The Department of Veterans Affairs (+6%), the Department of Homeland Security (+7%), and the Defense Department (+9%) would all see increases under Trump’s budget.  Meanwhile, we don’t hear much spoken about the supposed non-discretionary spending of Medicare, Medicaid, and Social Security, which were not part of Trump’s recent proposal.  Of course, these are discretionary, but they are non-discretionary to politicians and most of the electorate.

The problem here is that Medicare, Medicaid, Social Security, military spending, and interest on the national debt account for over 80% of the total federal budget.  If this is going up, then the overall picture doesn’t look good for spending critics, even if much of the rest of the 20% is seeing some actual cuts.

The bottom line is that the total federal budget will still come in around $4 trillion if Trump’s proposal were enacted.  This would simply shift some spending from mostly domestic programs to military spending.  And while the domestic programs are certainly wasteful and a misallocation of resources, the military spending is usually worse.

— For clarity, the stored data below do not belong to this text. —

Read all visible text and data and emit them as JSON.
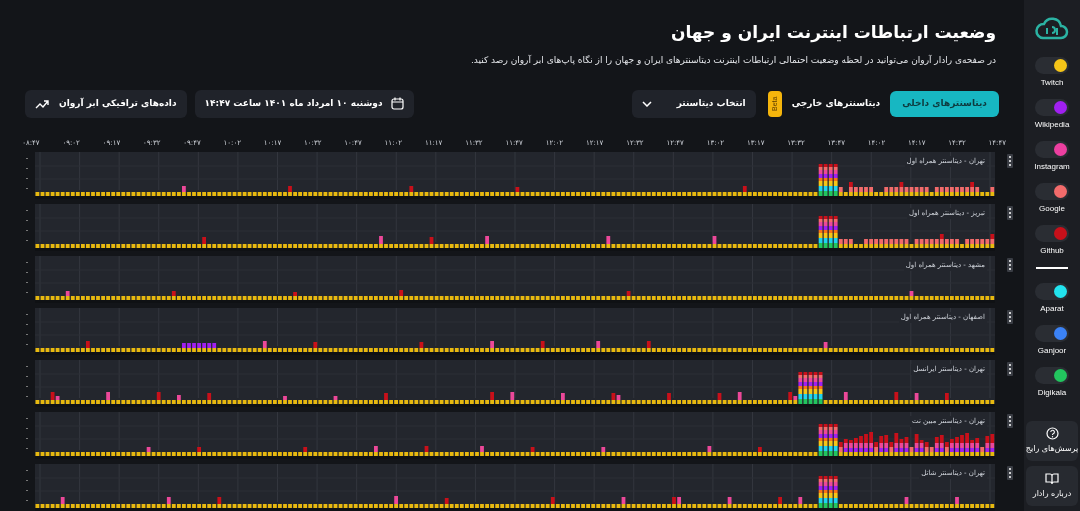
{
  "header": {
    "title": "وضعیت ارتباطات اینترنت ایران و جهان",
    "subtitle": "در صفحه‌ی رادار آروان می‌توانید در لحظه وضعیت احتمالی ارتباطات اینترنت دیتاسنترهای ایران و جهان را از نگاه پاپ‌های ابر آروان رصد کنید."
  },
  "controls": {
    "tabs": [
      {
        "label": "دیتاسنترهای داخلی",
        "selected": true
      },
      {
        "label": "دیتاسنترهای خارجی",
        "selected": false,
        "badge": "Beta"
      }
    ],
    "datacenter_select": {
      "value": "انتخاب دیتاسنتر"
    },
    "date_picker": {
      "value": "دوشنبه ۱۰ امرداد ماه ۱۴۰۱ ساعت ۱۴:۴۷"
    },
    "traffic_button": {
      "label": "داده‌های ترافیکی ابر آروان"
    }
  },
  "time_axis": [
    "۱۴:۴۷",
    "۱۴:۳۲",
    "۱۴:۱۷",
    "۱۴:۰۲",
    "۱۳:۴۷",
    "۱۳:۳۲",
    "۱۳:۱۷",
    "۱۳:۰۲",
    "۱۲:۴۷",
    "۱۲:۳۲",
    "۱۲:۱۷",
    "۱۲:۰۲",
    "۱۱:۴۷",
    "۱۱:۳۲",
    "۱۱:۱۷",
    "۱۱:۰۲",
    "۱۰:۴۷",
    "۱۰:۳۲",
    "۱۰:۱۷",
    "۱۰:۰۲",
    "۰۹:۴۷",
    "۰۹:۳۲",
    "۰۹:۱۷",
    "۰۹:۰۲",
    "۰۸:۴۷"
  ],
  "charts": [
    {
      "label": "تهران - دیتاسنتر همراه اول"
    },
    {
      "label": "تبریز - دیتاسنتر همراه اول"
    },
    {
      "label": "مشهد - دیتاسنتر همراه اول"
    },
    {
      "label": "اصفهان - دیتاسنتر همراه اول"
    },
    {
      "label": "تهران - دیتاسنتر ایرانسل"
    },
    {
      "label": "تهران - دیتاسنتر مبین نت"
    },
    {
      "label": "تهران - دیتاسنتر شاتل"
    }
  ],
  "sidebar": {
    "external_services": [
      {
        "name": "Twitch",
        "color": "#f5c518",
        "on": true
      },
      {
        "name": "Wikipedia",
        "color": "#a020f0",
        "on": true
      },
      {
        "name": "Instagram",
        "color": "#ec3fa0",
        "on": true
      },
      {
        "name": "Google",
        "color": "#f26b6b",
        "on": true
      },
      {
        "name": "Github",
        "color": "#c8101a",
        "on": true
      }
    ],
    "internal_services": [
      {
        "name": "Aparat",
        "color": "#22e3ee",
        "on": true
      },
      {
        "name": "Ganjoor",
        "color": "#3b82f6",
        "on": true
      },
      {
        "name": "Digikala",
        "color": "#22c55e",
        "on": true
      }
    ],
    "buttons": [
      {
        "kind": "faq",
        "label": "پرسش‌های رایج"
      },
      {
        "kind": "about",
        "label": "درباره رادار"
      }
    ]
  }
}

If you reduce or eliminate grants for teacher training, loan guarantees for alternative energy, funding for the arts, and climate change prevention programs (among many things), then all libertarians should be able to cheer this.  Whether or not you think these are noble causes is irrelevant to the libertarian who does not see it as a function of government if the state is to have any function at all.

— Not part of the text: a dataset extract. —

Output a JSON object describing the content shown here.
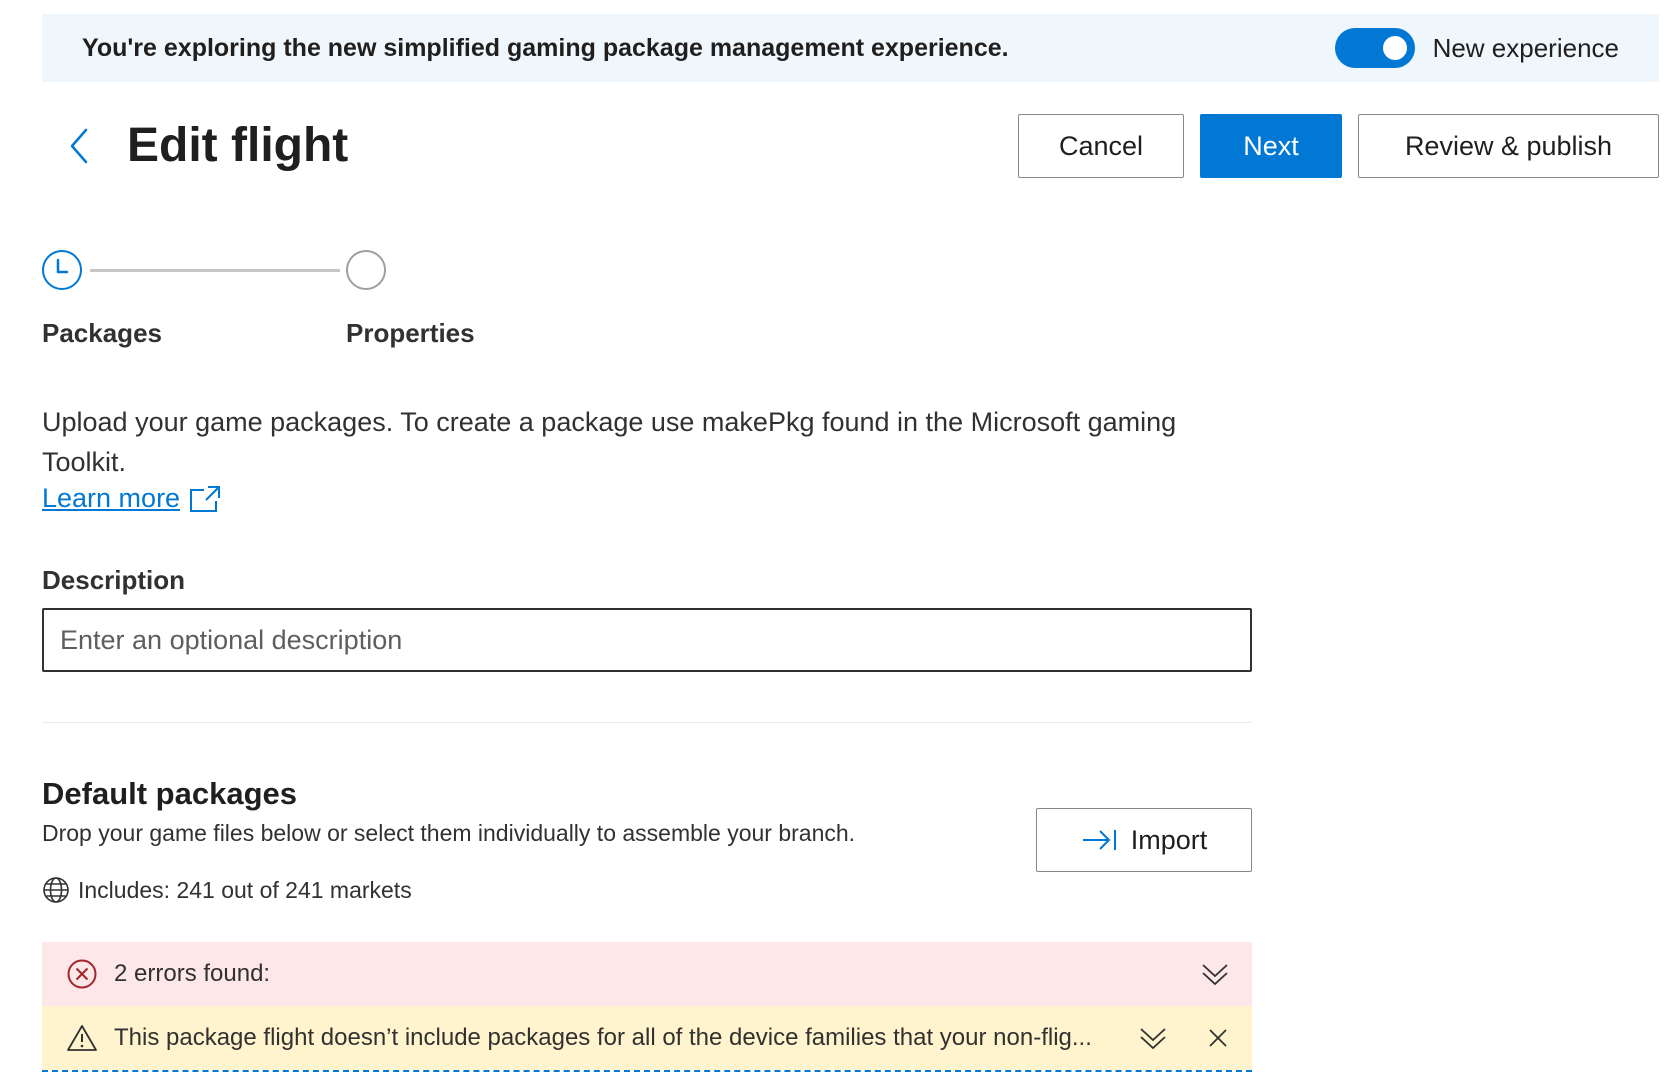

These programs are harmful to our living standards as they misdirect resources away from higher priorities for consumers.

However, some military spending is far worse in that it is completely wasteful or actually destructive.  If more money is spent to fight more wars, then this is destructive both in terms of lives and wealth (as well as civil liberties in many cases).  Even if money is spent on tanks and helicopters for more drills and bases in faraway lands, it is still a waste of resources.

At least with some domestic spending, there is some benefit at times.  Sure, the government destroys the education system and the medical care system, but at least some expenditures are useful, even if they are a misallocation of resources.  The government could spend money to buy everyone in the country a new television.  Some people don’t want or need a new television.  If anyone wants a new television, they could go out and buy it themselves instead of having the government do it for them.  But if such a government program existed, at least there would be some use for the resources, even if they are misdirected.  In the case of much of the military spending, it is completely wasteful or outright destructive.

Virtually all government spending is a misallocation of resources.  It is impossible for the government or anyone else to match up consumer preferences except for the consumers themselves.

The federal government, under Trump’s proposal, would continue to spend $4 trillion annually.  The government is sucking up resources that could be put to better use.  Of course, the government also destroys wealth and prevents future wealth creation through its tens of thousands of pages of rules and regulations.

The scary thing about Trump’s proposal is that it is just a starting point.  The way bipartisanship works in Washington DC is that both sides compromise by giving each side the bigger government they want.  The different sides will come to an agreement to allow the increased spending for the military while reducing the cuts proposed for domestic programs.

If Trump actually wants to significantly help the U.S. economy and the struggling American middle class, then he needs to get substantial cuts to both regulations and overall spending.  We need a sharp overall decrease in the federal budget which would put resources back in the hands of consumers and investors.

Savings and capital investment are what ultimately lead to higher living standards.  For this, we need a massive reduction in government.